The business and technology solutions company.
The business and technology solutions company.

Thought Leadership-The Human Side of Crisis Leadership

The Human Side of Crisis Leadership: The intersection of people, process, and technology

What Organizations Learn from Crisis

This human crisis is again magnifying the fragility of organizations and the importance of leadership principles based on collaboration, communication, empathy and decision making processes. A human and economic crisis is not the time to discover your people are not appropriately trained, your processes are insufficient, and your technology is not modernized enough to enable effective remote work. Crisis events are litmus tests of your overall operational preparedness. Successful businesses learn from these events and increase investment in their people, processes, and technology to further mitigate business risks and ensure future sustainability.

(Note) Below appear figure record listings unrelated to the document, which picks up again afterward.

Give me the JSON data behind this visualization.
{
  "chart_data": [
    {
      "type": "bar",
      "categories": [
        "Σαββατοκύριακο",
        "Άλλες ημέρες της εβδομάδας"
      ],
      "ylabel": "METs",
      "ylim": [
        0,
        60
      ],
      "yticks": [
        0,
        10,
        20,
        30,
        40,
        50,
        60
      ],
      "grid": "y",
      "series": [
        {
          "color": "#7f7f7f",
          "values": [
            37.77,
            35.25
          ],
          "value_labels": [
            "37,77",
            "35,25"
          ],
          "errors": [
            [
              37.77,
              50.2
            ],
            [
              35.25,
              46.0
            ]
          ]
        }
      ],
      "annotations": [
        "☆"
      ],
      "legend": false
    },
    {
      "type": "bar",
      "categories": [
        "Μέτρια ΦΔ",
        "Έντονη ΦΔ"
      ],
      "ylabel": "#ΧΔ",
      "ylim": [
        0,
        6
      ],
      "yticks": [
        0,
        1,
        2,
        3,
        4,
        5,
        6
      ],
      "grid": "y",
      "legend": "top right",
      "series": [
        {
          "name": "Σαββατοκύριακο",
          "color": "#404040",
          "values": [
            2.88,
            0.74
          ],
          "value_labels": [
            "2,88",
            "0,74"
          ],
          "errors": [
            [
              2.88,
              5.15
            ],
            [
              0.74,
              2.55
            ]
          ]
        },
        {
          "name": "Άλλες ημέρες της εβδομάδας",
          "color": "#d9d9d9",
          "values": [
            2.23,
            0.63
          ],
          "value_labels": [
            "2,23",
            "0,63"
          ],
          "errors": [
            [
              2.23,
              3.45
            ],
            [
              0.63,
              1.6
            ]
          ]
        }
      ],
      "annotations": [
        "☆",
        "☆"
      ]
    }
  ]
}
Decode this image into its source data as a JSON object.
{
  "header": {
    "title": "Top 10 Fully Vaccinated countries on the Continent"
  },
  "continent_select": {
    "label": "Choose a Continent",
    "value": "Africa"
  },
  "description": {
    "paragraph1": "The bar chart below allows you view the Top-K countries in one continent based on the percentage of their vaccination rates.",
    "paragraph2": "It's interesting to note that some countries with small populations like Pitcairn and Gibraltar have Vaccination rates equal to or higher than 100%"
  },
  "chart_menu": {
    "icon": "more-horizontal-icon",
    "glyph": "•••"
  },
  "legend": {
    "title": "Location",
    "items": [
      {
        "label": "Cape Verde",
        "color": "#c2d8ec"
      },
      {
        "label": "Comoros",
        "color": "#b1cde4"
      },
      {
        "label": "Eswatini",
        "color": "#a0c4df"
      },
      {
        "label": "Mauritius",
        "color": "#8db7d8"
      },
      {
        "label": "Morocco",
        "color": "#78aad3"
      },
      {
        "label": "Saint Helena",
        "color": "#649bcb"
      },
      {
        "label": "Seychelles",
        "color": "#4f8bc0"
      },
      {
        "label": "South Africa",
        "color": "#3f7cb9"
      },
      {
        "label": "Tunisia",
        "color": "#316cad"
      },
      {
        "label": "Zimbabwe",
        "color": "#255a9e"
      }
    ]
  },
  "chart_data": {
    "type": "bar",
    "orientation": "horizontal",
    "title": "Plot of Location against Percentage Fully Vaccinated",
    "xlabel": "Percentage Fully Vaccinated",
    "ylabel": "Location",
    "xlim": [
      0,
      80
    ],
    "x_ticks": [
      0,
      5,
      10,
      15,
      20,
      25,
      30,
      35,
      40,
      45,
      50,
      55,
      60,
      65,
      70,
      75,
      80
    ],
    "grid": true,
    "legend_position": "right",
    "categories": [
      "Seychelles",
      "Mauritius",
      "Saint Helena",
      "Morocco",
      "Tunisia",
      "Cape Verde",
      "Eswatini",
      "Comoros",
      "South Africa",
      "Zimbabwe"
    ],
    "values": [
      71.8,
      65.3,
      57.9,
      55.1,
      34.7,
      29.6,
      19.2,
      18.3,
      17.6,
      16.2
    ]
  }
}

About their People, Processes and Technology

Below are observations and best practices that will help strengthen your overall business and response to crisis events

People: leadership via collaboration, communication, empathy, and decision making processes

As people are all different, they need varying forms of leadership, especially in crisis driven isolated situations. The independent and high performers can often thrive on their own longer while the weaker performers need more oversight, supervision, and teamwork. Trust your observations and take steps to support their challenges.

Regular formal and non-formal communication keep remote teams together and functioning well. Implementation of decision making processes are imperative. For example, each person should be empowered to make decisions within agreed boundaries. This will help improve staff’s participation and filter out the most critical issues for escalation to relevant leaders. Decision making will become timelier and more dynamic.

Processes: performed remotely manual processes are even more ineffective

Manual processes are not easily replicated remotely leading to confusion, stress, and errors. The manual checking processes break down and managers lose oversight.

Staff without appropriate training, skills, and capabilities can`t adapt to a new process environment and become more ineffective. For example, businesses should ensure their people are trained on crisis management and have agreed processes / workflows that will be invoked during a crisis (BCP). Although not perfect, these steps will help mitigate business risk of crisis events.

Technology: effective system implementation is process dependent

Insufficient integration of processes and technology negatively impacts the effectiveness of system automation.

Infrastructure modernization, implementation and live testing is imperative to availability during crisis events. Businesses should ensure that their technology infrastructure can support business functions during various crisis scenarios such as fires, cyberattacks, earthquakes and pandemics. Implementation and testing of collaboration tools, messaging forums and virtual communication applications are key to automate workflows and improve communication during a crisis event.

Impacts their Long – term Sustainability

During a crisis, the key to success is flexibility and commitment from all levels of staff and senior leadership to do whatever is necessary as a company. Once the situation normalizes, businesses should conduct postmortems to understand their challenges and opportunities and action them. Investing more in people, processes and technology is key to ensure future sustainability in the face of ever increasing and intensifying business risk events.